I must say that photograph of Mabel on the hearth indicates a strong personality…that expression! You may be right about the bear…
I am happy to confirm that great progress in my training has been made without the use of whip or chair. J is most impressed that I now sit and wait until I’m told to begin before eating my food!
She does have some very “insistent”, no nonsense, expressions. She’s a bit more vocal than Maisie was. I reckon this one’s going to be trouble.
Well, she still looks cute.
Not my normal description of the wee beast when she wakes up at 4am!
Aaawww! She can wink already! If she’s vocal, maybe she’ll turn into a singer like Tilly!
At her most vocal when getting her tummy rubbed – does a great bear cub impersonation.
. Fairly quiet other than that though sometimes will stare at you and bark if she wants you to come play. Is learning to cry at her food cupboard – which does not bode well.

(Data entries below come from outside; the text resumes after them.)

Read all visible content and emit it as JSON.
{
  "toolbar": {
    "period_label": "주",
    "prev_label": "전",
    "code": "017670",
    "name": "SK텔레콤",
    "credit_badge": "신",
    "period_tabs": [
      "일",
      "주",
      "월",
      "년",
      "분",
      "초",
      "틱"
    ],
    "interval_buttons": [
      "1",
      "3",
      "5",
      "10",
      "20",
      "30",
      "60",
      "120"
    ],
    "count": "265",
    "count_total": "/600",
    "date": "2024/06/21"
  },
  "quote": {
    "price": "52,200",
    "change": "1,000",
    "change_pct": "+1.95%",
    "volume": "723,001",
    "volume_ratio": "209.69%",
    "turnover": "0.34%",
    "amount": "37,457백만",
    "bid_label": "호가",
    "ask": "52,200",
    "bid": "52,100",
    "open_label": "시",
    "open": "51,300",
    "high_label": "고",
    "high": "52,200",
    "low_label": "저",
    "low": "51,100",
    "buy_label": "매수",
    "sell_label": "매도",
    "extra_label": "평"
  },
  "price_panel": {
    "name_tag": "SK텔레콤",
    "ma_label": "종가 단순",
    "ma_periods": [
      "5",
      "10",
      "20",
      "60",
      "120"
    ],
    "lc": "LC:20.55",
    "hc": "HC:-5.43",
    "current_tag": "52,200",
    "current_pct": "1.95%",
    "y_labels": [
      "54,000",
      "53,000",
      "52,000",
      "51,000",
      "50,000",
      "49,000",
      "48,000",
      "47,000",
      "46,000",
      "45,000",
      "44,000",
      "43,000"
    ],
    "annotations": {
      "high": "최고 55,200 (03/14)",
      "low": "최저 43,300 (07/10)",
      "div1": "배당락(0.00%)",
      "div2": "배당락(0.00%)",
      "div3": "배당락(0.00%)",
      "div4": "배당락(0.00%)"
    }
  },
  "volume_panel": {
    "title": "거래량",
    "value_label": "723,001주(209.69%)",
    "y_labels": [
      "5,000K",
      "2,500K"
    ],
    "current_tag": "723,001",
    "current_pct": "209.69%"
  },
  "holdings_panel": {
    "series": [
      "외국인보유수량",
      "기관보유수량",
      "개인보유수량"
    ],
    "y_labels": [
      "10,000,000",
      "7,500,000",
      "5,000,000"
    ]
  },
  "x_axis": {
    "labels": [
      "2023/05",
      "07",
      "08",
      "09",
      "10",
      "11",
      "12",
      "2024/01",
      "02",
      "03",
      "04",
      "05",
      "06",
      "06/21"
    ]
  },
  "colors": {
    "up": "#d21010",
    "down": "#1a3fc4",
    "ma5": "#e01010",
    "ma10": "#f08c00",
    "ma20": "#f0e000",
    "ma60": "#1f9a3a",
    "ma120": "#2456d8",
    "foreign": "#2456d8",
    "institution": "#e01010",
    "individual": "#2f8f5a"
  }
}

Now you have got used to early rises and sleepless nights again Ken you might as well adopt a brace of babies to play with Mabel.Then she’ll not miss you if you keel over first
Aaaaaarrrrrrgggghhhhh!
Nice looking dug
Bet you wouldn’t say that at 4am!
No wonder she’s keeping you up all night she is having nightmares watching Jimmy Savile!! BTW she is gorgeous..
I’m guessing it’s you Mandy…if not my apologies to whoever this might be
.
Didn’t realise I’d snapped JS on screen until I put the photos onto the computer. Handy to have accidentally captured a topical subject.
She is a little girl, apparently he likes little girls :O…my bad, yep it’s me
Oh just signed up for your blog so hoping to see lots more photos of Mabel.
BTW how did she get her name?
Welcome aboard Mandy
I think there just might be a few photos of the little beast appearing on the blog.
We started with names beginning with M (we like M names) and after a 3 way debate between myself, J and our daughter (The Bleating Sheep) we came up with Mabel. Labs are old fashioned creatures and so need old fashioned names.
And a new era begins. Is it acceptable to get broody over the sight of a cute puppy. How can you not love that little face. Oh I know, by cleaning up puddles of wee at all hours of the day, I remember that now
Oh how I could add to that list! Puddles of wee…only the beginning!